GPU Acceleration

CUDA.jl Version 3 Required

Bloqade currently does not work with the latest version (4.x) of the CUDA package. As a workaround you will need to install version 3. The installation instructions below should already address this.

Bloqade supports CUDA acceleration. To use CUDA acceleration, you will need a NVIDIA graphics processing unit (GPU).

Installation

To use CUDA accelerators, you need to install the CUDA package and the Adapt package:

pkg> add CUDA@3 Adapt

This will automatically download all the needed dependencies of the CUDA toolkit. This functionality requires CUDA toolkit 11.6+ and CUSPARSE 11.4+. You can check your version via

julia> CUDA.version()

Using CUDA

Converting your CPU-based simulation to CUDA-based simulation is extremely simple: just use the adapt function from Adapt on the register object, which will convert the CPU-based register to a CUDA-based register, e.g.:

using CUDA, Adapt
reg = zero_state(5)
dreg = adapt(CuArray, reg) # device register

For emulation, you can call adapt on your emulation object to convert everything (emulation intermediate memory, etc.) into the GPU memory, e.g.:

adapt(CuArray, KrylovEvolution(reg, clocks, h))

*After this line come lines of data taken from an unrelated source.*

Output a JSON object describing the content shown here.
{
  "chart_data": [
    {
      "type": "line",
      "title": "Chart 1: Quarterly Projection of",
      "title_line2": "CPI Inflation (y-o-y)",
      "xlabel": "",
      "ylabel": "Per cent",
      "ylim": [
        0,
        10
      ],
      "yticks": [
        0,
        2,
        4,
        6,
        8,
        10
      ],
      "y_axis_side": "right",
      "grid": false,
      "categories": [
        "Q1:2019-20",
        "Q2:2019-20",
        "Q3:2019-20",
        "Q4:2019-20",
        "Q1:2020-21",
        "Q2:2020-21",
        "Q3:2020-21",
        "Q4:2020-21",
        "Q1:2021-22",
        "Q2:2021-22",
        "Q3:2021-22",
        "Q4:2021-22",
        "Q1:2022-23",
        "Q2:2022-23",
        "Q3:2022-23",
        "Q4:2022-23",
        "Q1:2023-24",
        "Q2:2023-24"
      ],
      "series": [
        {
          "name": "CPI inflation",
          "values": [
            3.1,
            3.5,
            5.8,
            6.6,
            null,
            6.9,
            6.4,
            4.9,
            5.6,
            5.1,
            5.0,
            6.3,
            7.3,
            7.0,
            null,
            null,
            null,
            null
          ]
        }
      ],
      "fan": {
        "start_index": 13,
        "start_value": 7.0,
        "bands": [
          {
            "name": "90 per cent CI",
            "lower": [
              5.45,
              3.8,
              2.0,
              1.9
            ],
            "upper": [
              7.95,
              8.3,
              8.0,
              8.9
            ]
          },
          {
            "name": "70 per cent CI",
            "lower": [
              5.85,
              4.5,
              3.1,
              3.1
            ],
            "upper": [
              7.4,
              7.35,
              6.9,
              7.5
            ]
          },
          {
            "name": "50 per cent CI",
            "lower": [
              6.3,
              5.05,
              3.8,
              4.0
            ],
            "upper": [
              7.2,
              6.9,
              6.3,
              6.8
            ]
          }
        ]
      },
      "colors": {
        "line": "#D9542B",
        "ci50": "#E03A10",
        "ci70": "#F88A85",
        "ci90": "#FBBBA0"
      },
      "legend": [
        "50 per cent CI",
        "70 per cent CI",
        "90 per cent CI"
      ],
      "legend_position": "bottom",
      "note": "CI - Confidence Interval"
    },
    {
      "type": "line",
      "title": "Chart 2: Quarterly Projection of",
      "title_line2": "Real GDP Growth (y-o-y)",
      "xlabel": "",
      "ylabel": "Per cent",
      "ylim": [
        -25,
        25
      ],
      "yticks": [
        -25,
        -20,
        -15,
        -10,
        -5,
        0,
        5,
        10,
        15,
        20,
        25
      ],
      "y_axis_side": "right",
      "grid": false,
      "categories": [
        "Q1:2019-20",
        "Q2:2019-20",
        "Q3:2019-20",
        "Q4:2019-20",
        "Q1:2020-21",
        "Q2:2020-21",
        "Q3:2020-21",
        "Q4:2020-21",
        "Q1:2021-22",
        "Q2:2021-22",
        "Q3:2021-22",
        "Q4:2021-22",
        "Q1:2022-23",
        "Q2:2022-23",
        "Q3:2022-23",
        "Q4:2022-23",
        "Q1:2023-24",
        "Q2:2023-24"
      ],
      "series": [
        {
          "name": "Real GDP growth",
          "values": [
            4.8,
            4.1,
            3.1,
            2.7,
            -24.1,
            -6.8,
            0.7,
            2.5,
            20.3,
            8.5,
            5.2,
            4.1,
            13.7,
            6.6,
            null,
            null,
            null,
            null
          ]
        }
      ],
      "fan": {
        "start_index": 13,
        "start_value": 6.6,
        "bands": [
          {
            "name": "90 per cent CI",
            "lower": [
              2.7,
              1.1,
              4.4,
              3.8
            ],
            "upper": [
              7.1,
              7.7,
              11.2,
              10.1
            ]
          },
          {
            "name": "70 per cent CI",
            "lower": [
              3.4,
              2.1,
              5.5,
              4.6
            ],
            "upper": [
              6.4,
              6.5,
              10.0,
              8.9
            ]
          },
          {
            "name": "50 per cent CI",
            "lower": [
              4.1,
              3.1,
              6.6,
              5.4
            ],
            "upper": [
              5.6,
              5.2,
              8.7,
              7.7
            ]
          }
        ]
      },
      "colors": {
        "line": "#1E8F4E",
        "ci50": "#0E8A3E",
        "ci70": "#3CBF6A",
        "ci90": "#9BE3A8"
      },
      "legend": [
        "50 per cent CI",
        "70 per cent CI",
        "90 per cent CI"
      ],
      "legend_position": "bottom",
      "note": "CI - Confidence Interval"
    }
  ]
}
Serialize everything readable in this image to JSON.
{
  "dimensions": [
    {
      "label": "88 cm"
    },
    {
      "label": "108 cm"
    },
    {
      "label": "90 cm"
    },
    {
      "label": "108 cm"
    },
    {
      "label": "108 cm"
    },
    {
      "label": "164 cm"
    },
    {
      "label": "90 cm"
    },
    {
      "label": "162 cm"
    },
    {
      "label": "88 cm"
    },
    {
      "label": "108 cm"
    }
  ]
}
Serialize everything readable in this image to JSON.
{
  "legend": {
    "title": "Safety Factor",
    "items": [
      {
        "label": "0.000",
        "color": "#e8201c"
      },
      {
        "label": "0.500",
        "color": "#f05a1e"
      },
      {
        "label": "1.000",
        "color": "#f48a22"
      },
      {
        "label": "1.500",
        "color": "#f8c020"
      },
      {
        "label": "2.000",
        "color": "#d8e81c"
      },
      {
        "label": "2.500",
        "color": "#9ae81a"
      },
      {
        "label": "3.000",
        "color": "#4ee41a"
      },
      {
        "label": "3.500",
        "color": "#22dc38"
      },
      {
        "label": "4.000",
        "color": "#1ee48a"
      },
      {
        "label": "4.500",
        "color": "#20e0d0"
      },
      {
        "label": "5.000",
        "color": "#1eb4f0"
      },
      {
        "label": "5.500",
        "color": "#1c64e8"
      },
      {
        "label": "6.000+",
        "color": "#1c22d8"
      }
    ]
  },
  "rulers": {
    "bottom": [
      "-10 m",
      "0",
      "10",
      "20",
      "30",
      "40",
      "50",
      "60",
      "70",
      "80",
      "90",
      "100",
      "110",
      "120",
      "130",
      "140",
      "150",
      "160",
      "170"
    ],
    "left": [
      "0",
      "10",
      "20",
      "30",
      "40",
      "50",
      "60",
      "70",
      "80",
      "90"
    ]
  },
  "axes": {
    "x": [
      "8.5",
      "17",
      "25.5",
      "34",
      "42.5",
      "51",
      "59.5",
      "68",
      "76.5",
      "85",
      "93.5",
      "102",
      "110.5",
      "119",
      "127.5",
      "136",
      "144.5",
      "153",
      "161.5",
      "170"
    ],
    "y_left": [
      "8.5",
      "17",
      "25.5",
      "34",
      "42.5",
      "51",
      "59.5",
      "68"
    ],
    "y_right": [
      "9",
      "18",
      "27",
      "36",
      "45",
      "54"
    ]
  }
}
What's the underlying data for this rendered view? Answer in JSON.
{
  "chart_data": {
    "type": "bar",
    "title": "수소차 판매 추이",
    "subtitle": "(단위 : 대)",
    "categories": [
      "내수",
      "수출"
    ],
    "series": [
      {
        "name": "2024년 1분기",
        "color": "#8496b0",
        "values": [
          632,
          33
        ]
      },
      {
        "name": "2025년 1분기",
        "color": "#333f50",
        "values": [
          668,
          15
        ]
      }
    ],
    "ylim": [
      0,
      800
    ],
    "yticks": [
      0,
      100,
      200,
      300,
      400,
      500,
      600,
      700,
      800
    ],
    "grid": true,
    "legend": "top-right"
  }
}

To perform operations after emulation (such as calculating the rydberg density) you will need to move the object out of GPU memory. This can be done so via adapt again:

# get the problem onto the GPU and perform emulation there:
gpu_prob = adapt(CuArray, SchrodingerProblem(register, time_span, hamiltonian))
integrator = init(gpu_prob, Vern9())
emulate!(integrator)

# get the problem off the GPU for subsequent processing/analysis:
prob = adapt(Array, gpu_prob)

Other code written with Bloqade should work with CUDA automatically.